Consider the simple grammar:
S = "a" / "bc" CRLF
It is simple to see from observation that the grammar's character set is [a, A, b, B, c, C].
For the input string "a" or "A" the parser never needs to descend the parse tree at all. From the PPPT map for the start rule these two characters are accepted. However, for the characters "b" and "B" the parser knows that there is a possibility of a match and must fully descend the parse tree to find out. For characters "c", "C" or any other character not in the alphabet set, the start rule and the parse fail immediately without need of descent.
This simple example illustrates how PPPT maps work. The generator will build the maps and the parser will use them for a single-character look ahead to improve parser performance.

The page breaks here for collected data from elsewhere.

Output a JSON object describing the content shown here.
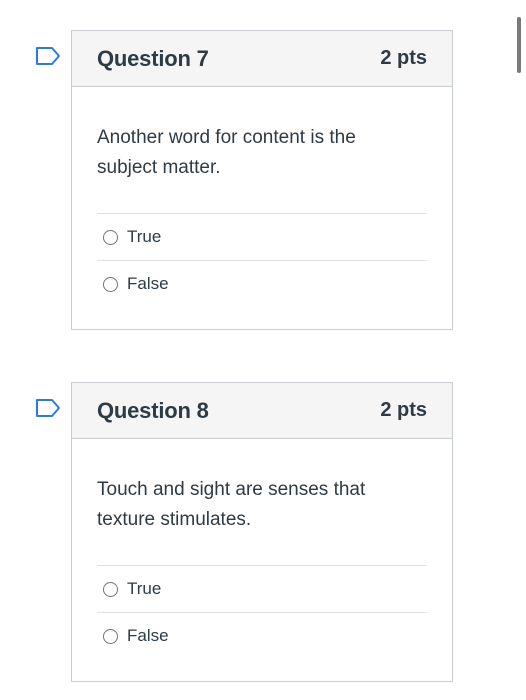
{
  "questions": [
    {
      "title": "Question 7",
      "points": "2 pts",
      "text": "Another word for content is the subject matter.",
      "answers": [
        {
          "label": "True"
        },
        {
          "label": "False"
        }
      ]
    },
    {
      "title": "Question 8",
      "points": "2 pts",
      "text": "Touch and sight are senses that texture stimulates.",
      "answers": [
        {
          "label": "True"
        },
        {
          "label": "False"
        }
      ]
    }
  ],
  "icons": {
    "flag": "flag-outline-icon",
    "radio": "radio-unselected"
  },
  "colors": {
    "text": "#2d3b45",
    "header_bg": "#f5f5f5",
    "border": "#c7cdd1",
    "flag_outline": "#2d7bd6"
  }
}
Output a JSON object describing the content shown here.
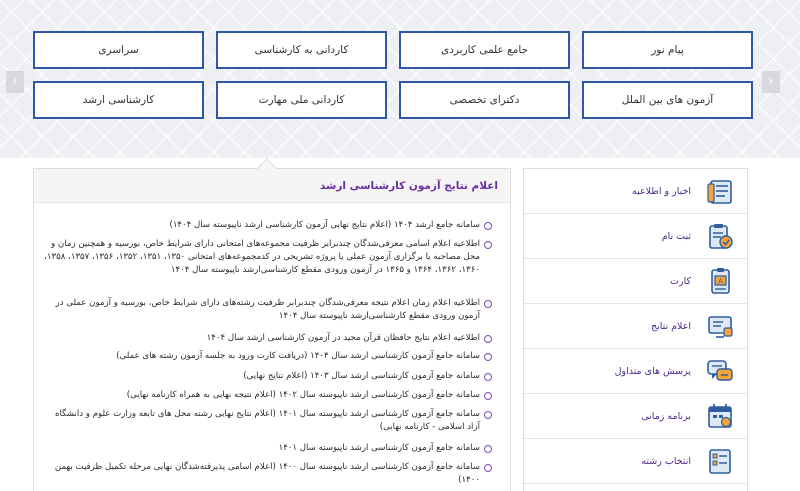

Experience has shown PPPT maps will reduce the number of node hits on average of about 68%. However, the map lookups are not free and the actual reduction in parsing times are more like 50%. That is, parsing times are cut in half.
Limitations
The trade off with PPPT maps is, of course, memory. Since there are only four PPPT states per node, only 2 bits are required per state. In theory, the PPPT states for four nodes could be squeezed into each byte. In practice, the bit packing and unpacking slows the map look up and a full byte is actually used for each state and node.
Large grammars produce an even larger number of parse tree nodes. But the real problem is with the character set. Consider, for example, a grammar that accepts the full range of UTF-32 characters. With over a million characters in the alphabet character set, this would mean a megabyte for each parse tree node. It's not unusual for a grammar to generate 1000 or more nodes, in which case the PPPT maps for this character set would require a gigabyte or more of data storage.
Therefore, memory considerations are necessary before choosing to generate PPPT data for a parser. As an aid in this consideration is the function vApiPpptSize(). It can be called any time after vApiOpcodes() which is where the alphabet character set range and other relevant sizes are computed.